Para ulama syariah terbiasa berbeda pendapat, karena berbeda hasil ijtihad sudah menjadi keniscayaan. Namun mereka sangat menghormati perbedaan diantara mereka. Sehingga tidak saling mencaci, menjelekkan atau menafikkan. Sebaliknya, semakin awam seseorang terhadap ilmu syariah, biasanya akan semakin tidak punya mental untuk berbeda pendapat. Sedikit perbedaan di kalangan mereka sudah memungkinkan untuk terjadinya perpecahan, pertikaian, bahkan saling menjelekkan satu sama lain. Hal itu terjadi karena seseorang hanya berpegangan kepada dalil yang sedikit dan parsial. Tetapi merasa sudah pandai dan paling benar sendiri. Padahal dalil yang diyakininya paling benar itu masih harus berhadapan dengan banyak dalil lainnya yang tidak kalah kuatnya.

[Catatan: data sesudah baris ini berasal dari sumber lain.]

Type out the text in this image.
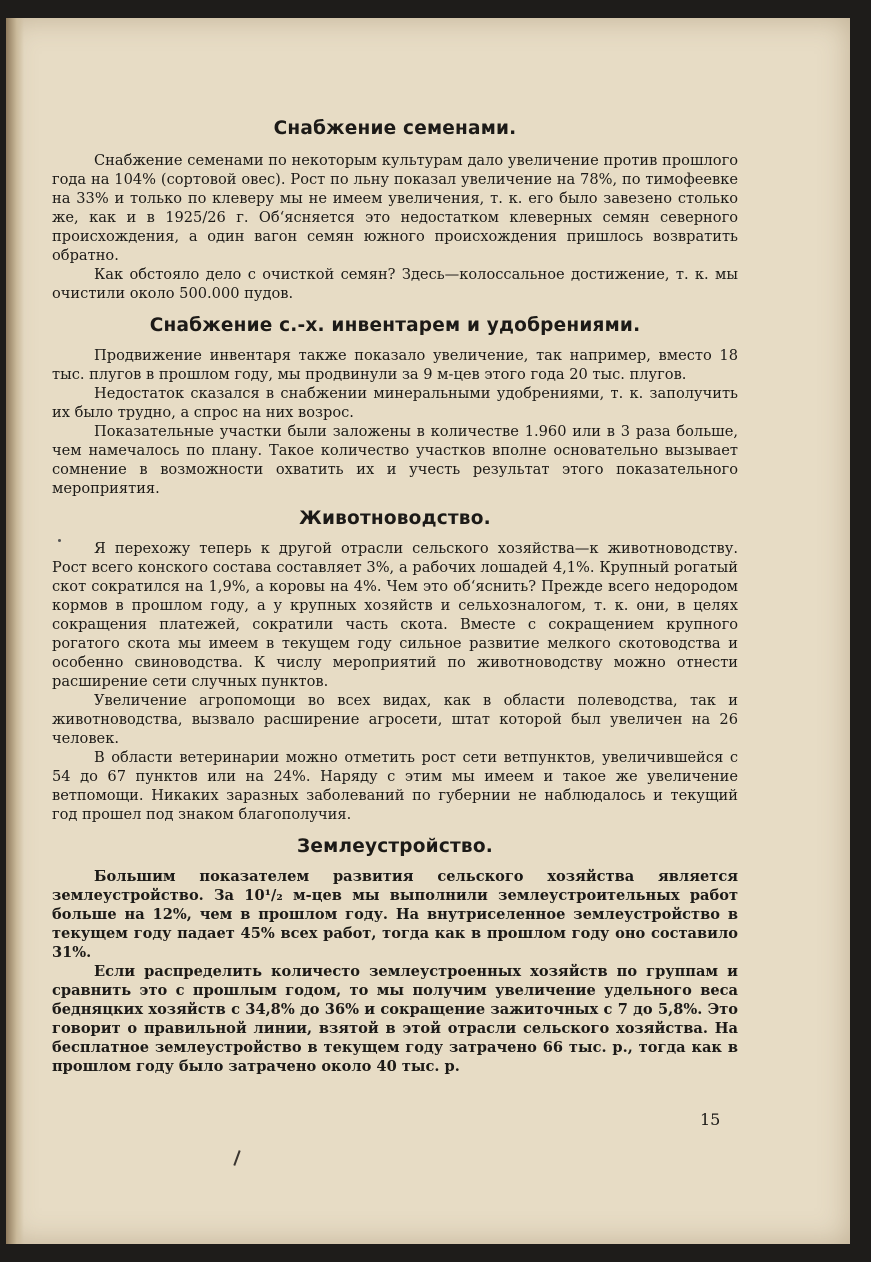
Снабжение семенами.

Снабжение семенами по некоторым культурам дало увеличение против прошлого года на 104% (сортовой овес). Рост по льну показал увеличение на 78%, по тимофеевке на 33% и только по клеверу мы не имеем увеличения, т. к. его было завезено столько же, как и в 1925/26 г. Об‘ясняется это недостатком клеверных семян северного происхождения, а один вагон семян южного происхождения пришлось возвратить обратно.

Как обстояло дело с очисткой семян? Здесь—колоссальное достижение, т. к. мы очистили около 500.000 пудов.

Снабжение с.-х. инвентарем и удобрениями.

Продвижение инвентаря также показало увеличение, так например, вместо 18 тыс. плугов в прошлом году, мы продвинули за 9 м-цев этого года 20 тыс. плугов.

Недостаток сказался в снабжении минеральными удобрениями, т. к. заполучить их было трудно, а спрос на них возрос.

Показательные участки были заложены в количестве 1.960 или в 3 раза больше, чем намечалось по плану. Такое количество участков вполне основательно вызывает сомнение в возможности охватить их и учесть результат этого показательного мероприятия.

Животноводство.

Я перехожу теперь к другой отрасли сельского хозяйства—к животноводству. Рост всего конского состава составляет 3%, а рабочих лошадей 4,1%. Крупный рогатый скот сократился на 1,9%, а коровы на 4%. Чем это об‘яснить? Прежде всего недородом кормов в прошлом году, а у крупных хозяйств и сельхозналогом, т. к. они, в целях сокращения платежей, сократили часть скота. Вместе с сокращением крупного рогатого скота мы имеем в текущем году сильное развитие мелкого скотоводства и особенно свиноводства. К числу мероприятий по животноводству можно отнести расширение сети случных пунктов.

Увеличение агропомощи во всех видах, как в области полеводства, так и животноводства, вызвало расширение агросети, штат которой был увеличен на 26 человек.

В области ветеринарии можно отметить рост сети ветпунктов, увеличившейся с 54 до 67 пунктов или на 24%. Наряду с этим мы имеем и такое же увеличение ветпомощи. Никаких заразных заболеваний по губернии не наблюдалось и текущий год прошел под знаком благополучия.

Землеустройство.

Большим показателем развития сельского хозяйства является землеустройство. За 10¹/₂ м-цев мы выполнили землеустроительных работ больше на 12%, чем в прошлом году. На внутриселенное землеустройство в текущем году падает 45% всех работ, тогда как в прошлом году оно составило 31%.

Если распределить количесто землеустроенных хозяйств по группам и сравнить это с прошлым годом, то мы получим увеличение удельного веса бедняцких хозяйств с 34,8% до 36% и сокращение зажиточных с 7 до 5,8%. Это говорит о правильной линии, взятой в этой отрасли сельского хозяйства. На бесплатное землеустройство в текущем году затрачено 66 тыс. р., тогда как в прошлом году было затрачено около 40 тыс. р.

15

Jadi bagaimana mungkin dia merasa paling benar sendiri?
Paling tidak, dengan mempelajari ilmu syariah, kita jadi tahu bahwa pendapat yang kita pegang ini bukanlah satu-satunya pendapat. Di luar sana, masih ada pendapat lainnya yang tidak kalah kuatnya dan sama-sama bersumber dari kitab dan sunnah juga. Maka kita jadi memahami perbandingan mazhab di kalangan para fuqaha, sebab mereka memang punya kapasitas untuk melakukan istimbath hukum dengan masing-masing manhaj dan metodologinya.
Agama Islam telah dijamin tidak akan hilang dari muka bumi sampai kiamat, namun tidak ada jaminan bila umatnya mengalami kemunduran dan kejatuhan. Sejarah membuktikan bahwa mundurnya umat Islam terjadi manakala para ulama telah wafat dan tidak ada lagi ahli syariah di tengah umat. Sebaliknya, bila Allah SWT menghendaki kebaikan pada umat Islam, niscaya akan dimulai dari lahirnya para ulama dan kembali manusia kepada syariat-Nya.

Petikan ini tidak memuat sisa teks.